I am exhausted

I’ve stayed up till 3 AM losing sleep over the past few years, exhausted isn’t just enough to describe the state I am going through right now. I can’t even describe the level of tiredness I am feeling, it’s beyond physiological tiredness, it’s both psychological and emotional. I am tired of being strong, I am tired of putting up that smile on my face every day and being the strong woman.

On some nights, I just sit by the window, tight in the chest, feeling lost and unsure where to look for direction. I spent too long denying my own feelings. I never particularly set out to be this kind of woman, but life made me face my worst nightmares, I had to learn to be on my own because no one was there for me through my struggles, yet here I am, worn-out and lost, too damage and broken to even allowed someone to be there for me.

I had always been known as the infallible woman who seems to have the life together, who is able to do anything and everything.

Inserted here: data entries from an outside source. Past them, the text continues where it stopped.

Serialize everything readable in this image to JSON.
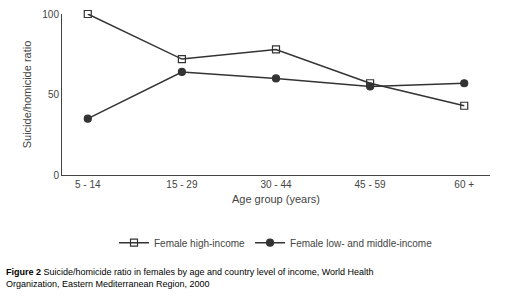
{
  "chart_data": {
    "type": "line",
    "categories": [
      "5 - 14",
      "15 - 29",
      "30 - 44",
      "45 - 59",
      "60 +"
    ],
    "series": [
      {
        "name": "Female high-income",
        "color": "#333333",
        "marker": "square-open",
        "values": [
          100,
          72,
          78,
          57,
          43
        ]
      },
      {
        "name": "Female low- and middle-income",
        "color": "#333333",
        "marker": "circle",
        "values": [
          35,
          64,
          60,
          55,
          57
        ]
      }
    ],
    "xlabel": "Age group (years)",
    "ylabel": "Suicide/homicide ratio",
    "ylim": [
      0,
      100
    ],
    "yticks": [
      0,
      50,
      100
    ],
    "grid": false,
    "legend": "bottom",
    "caption_bold": "Figure 2",
    "caption": "Suicide/homicide ratio in females by age and country level of income, World Health\nOrganization, Eastern Mediterranean Region, 2000"
  }
}
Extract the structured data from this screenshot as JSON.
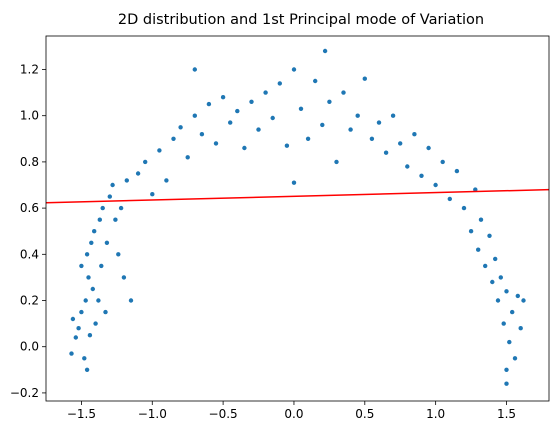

When others look at me they see me as competent and able, but my soul is exhausted. I never set out my life trying to prove myself as a strong woman, and now, it’s me who has become pale and worn out. I suppress my desires, thoughts and feel and I am cautious about giving my problems to anyone. I see myself as a burden in everyone’s life.

But the truth is, I need someone who’s just a little bit stronger than I am. I long to be taken care of, not financially, but I long for a strong arm around my shoulders, a soul that can hold me down, no matter the storm I endured that day. I am exhausted.